Theoretical Influences

The first two versions of the manual–the DSM and DSM-II– were heavily influenced by the psychoanalytic model. Mental disease terms, such as neurosis and psychosis, derived from Freud's view that psychopathology resides within the person and can be traced to unconscious conflicts. From this standpoint, symptom profiles are comparatively worthless in understanding the etiology of a patient's intrapsychic conflicts and designing an effective treatment.

In contrast, the DSM-III was compiled by research-oriented psychiatrists who were intent on devising a scientifically supportable system that could be widely used by clinicians, regardless of their theoretical orientation. Unfortunately, adequate research was still lacking at the time the DSM-III was developed. In the absence of reliable data, it was not unusual for the editor of the DSM-III, psychiatrist Robert Spitzer, to formulate new diagnoses with the help of only a few committee members.

Carefully navigating a course away from psychoanalytic assumptions and terminology, Spitzer and his colleagues retained, in a few instances, the traditional psychoanalytic language while shifting to a method of diagnosis contingent on explicit symptoms. For the first time, each disorder was based on a list of operationally worded criteria, on which a final diagnosis could be determined. If a patient exhibited a certain number of symptoms out of the total list, the diagnostic threshold was crossed and the diagnosis was thus applied.

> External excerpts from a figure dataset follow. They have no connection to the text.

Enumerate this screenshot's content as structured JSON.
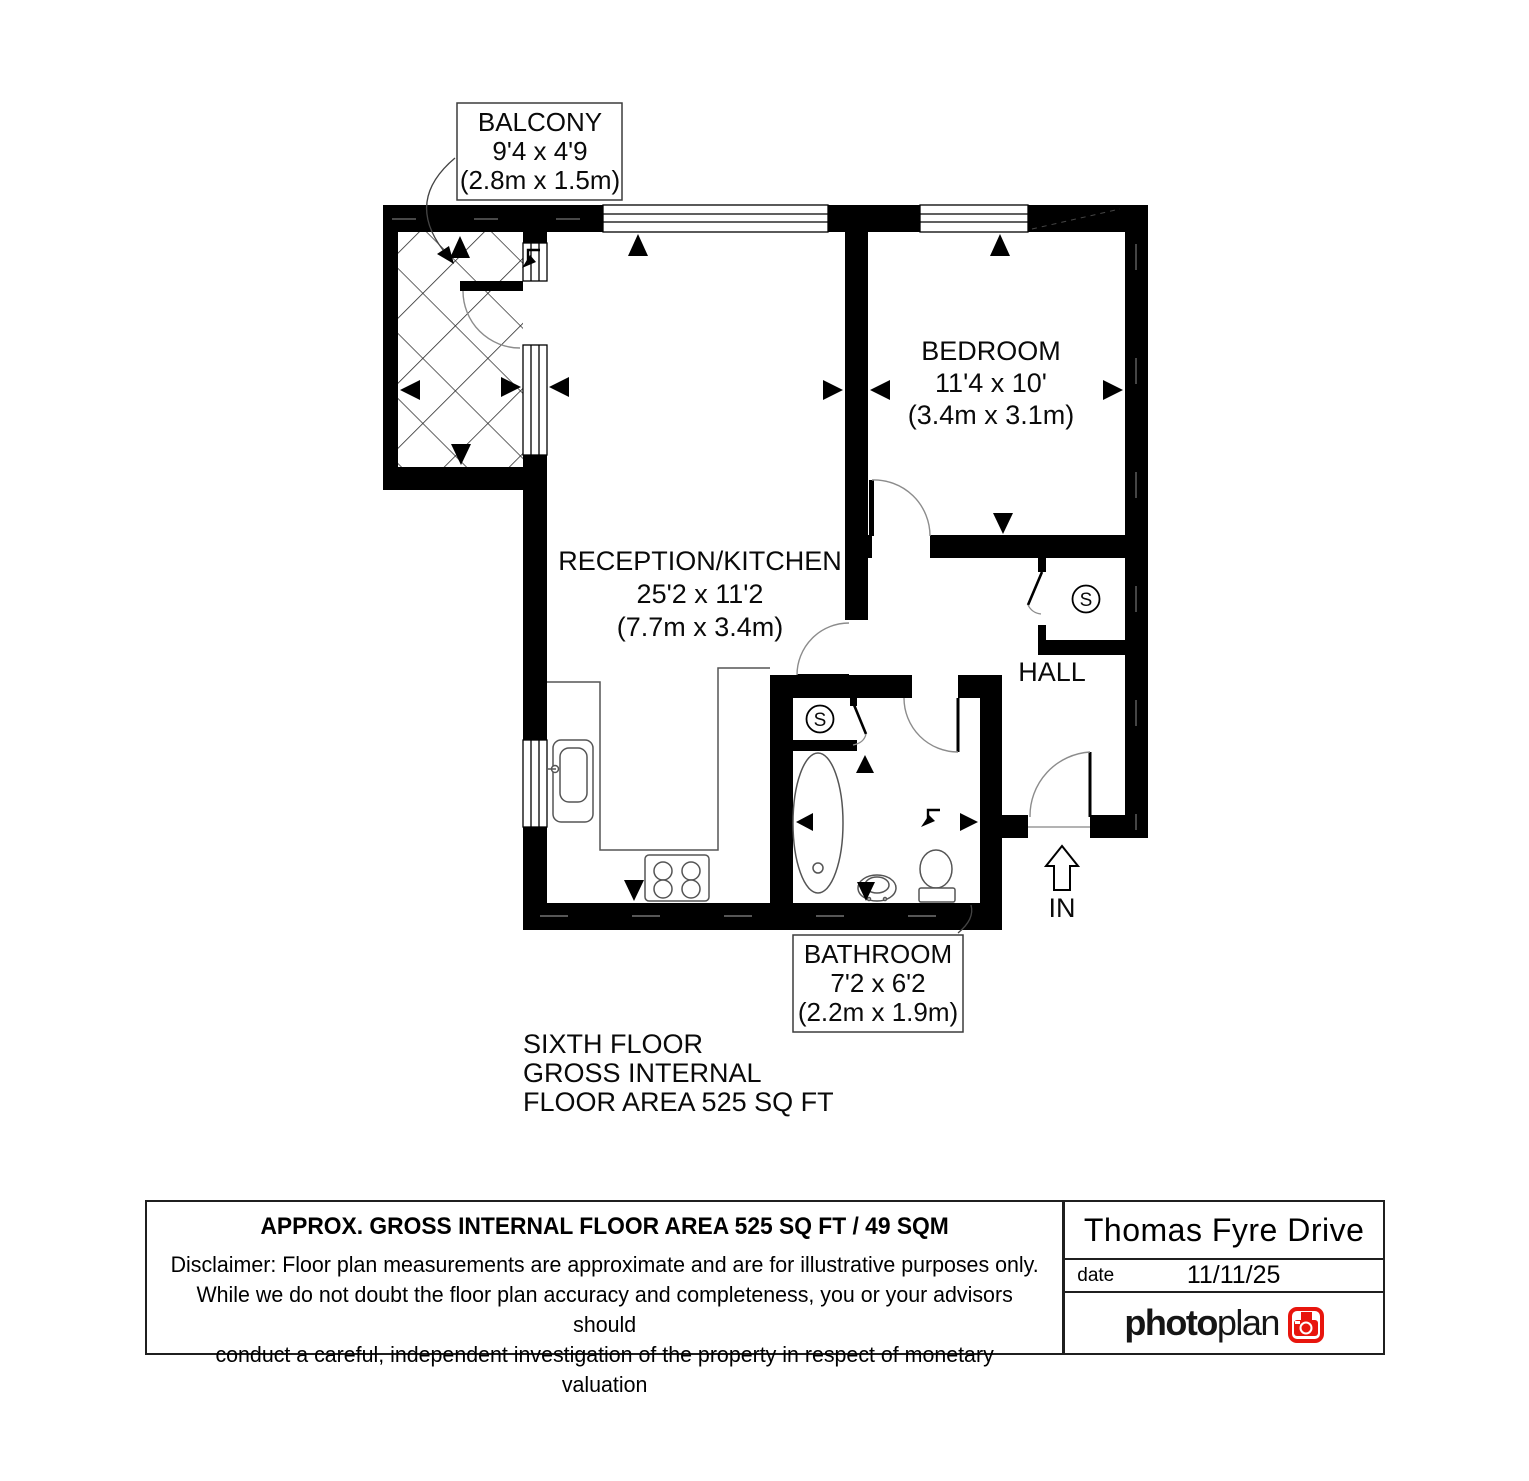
{
  "document_type": "floor-plan",
  "colors": {
    "walls": "#000000",
    "brand_red": "#e8150d",
    "paper": "#ffffff"
  },
  "plan": {
    "rooms": {
      "balcony": {
        "name": "BALCONY",
        "size_imperial": "9'4 x 4'9",
        "size_metric": "(2.8m x 1.5m)"
      },
      "reception": {
        "name": "RECEPTION/KITCHEN",
        "size_imperial": "25'2 x 11'2",
        "size_metric": "(7.7m x 3.4m)"
      },
      "bedroom": {
        "name": "BEDROOM",
        "size_imperial": "11'4 x 10'",
        "size_metric": "(3.4m x 3.1m)"
      },
      "bathroom": {
        "name": "BATHROOM",
        "size_imperial": "7'2 x 6'2",
        "size_metric": "(2.2m x 1.9m)"
      },
      "hall": {
        "name": "HALL"
      }
    },
    "storage_symbol": "S",
    "entrance_label": "IN"
  },
  "floor_summary": {
    "line1": "SIXTH FLOOR",
    "line2": "GROSS INTERNAL",
    "line3": "FLOOR AREA 525 SQ FT"
  },
  "footer": {
    "area_heading": "APPROX. GROSS INTERNAL FLOOR AREA 525 SQ FT / 49 SQM",
    "disclaimer_line1": "Disclaimer: Floor plan measurements are approximate and are for illustrative purposes only.",
    "disclaimer_line2": "While we do not doubt the floor plan accuracy and completeness, you or your advisors should",
    "disclaimer_line3": "conduct a careful, independent investigation of the property in respect of monetary valuation",
    "address": "Thomas Fyre Drive",
    "date_label": "date",
    "date_value": "11/11/25",
    "brand": {
      "word_bold": "photo",
      "word_regular": "plan"
    }
  }
}
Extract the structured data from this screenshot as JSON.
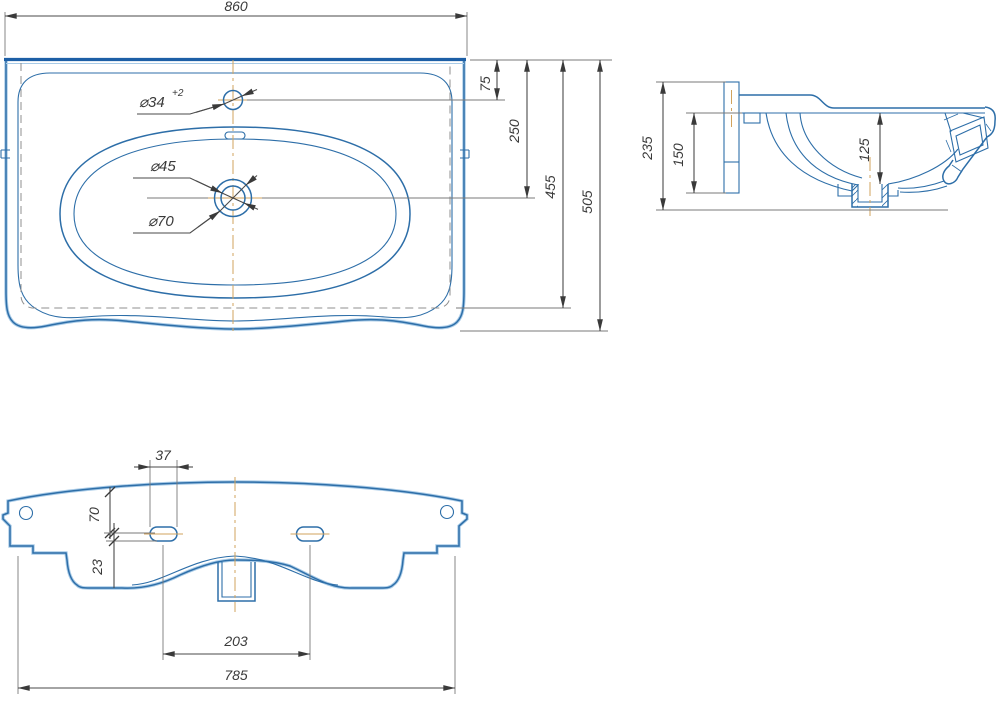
{
  "drawing": {
    "title": "Washbasin dimensional drawing, three views",
    "colors": {
      "outline_blue": "#2d6ea8",
      "outline_light_blue": "#a9cbe7",
      "dimension_gray": "#4a4a4a",
      "centerline_orange": "#d2a35c"
    },
    "top_view": {
      "overall_width": "860",
      "back_to_faucet_hole": "75",
      "back_to_drain_center": "250",
      "depth_to_hidden_edge": "455",
      "overall_depth": "505",
      "faucet_hole_diameter": "⌀34",
      "faucet_hole_tolerance": "+2",
      "drain_inner_diameter": "⌀45",
      "drain_outer_diameter": "⌀70"
    },
    "side_view": {
      "overall_height": "235",
      "flange_height": "150",
      "bowl_depth": "125"
    },
    "bottom_view": {
      "slot_width": "37",
      "top_edge_to_slot": "70",
      "slot_vertical_offset": "23",
      "slot_spacing": "203",
      "mounting_width": "785"
    }
  }
}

Critics have alleged that political and economic agendas, not science, account for the changes in the DSM's emphasis over the last 50 years. When insurance companies began to reimburse patients for mental health treatment during the 1960s, they pressed for a comprehensive list of specific and treatable disorders. In response, the DSM's formulators expanded the diagnostic categories in the DSM-III to more than 300 disorders. Such compliance was amply rewarded. Shortly after its publication, the DSM-III leapt into prominence as insurers began to require DSM-III codes as a prerequisite for reimbursement. Alongside the proliferation of disorders, the influence of pharmaceutical companies may account, at least in part, for the DSM's growing emphasis on the biological basis of mental disorders. By the time the DSM-IV was published in 1994, mental disorders had been largely recast as biologically based disorders that could be treated with medication. It was a convenient transformation, considering the rising influence of managed care and diminishing support for traditional long-term psychodynamic therapy.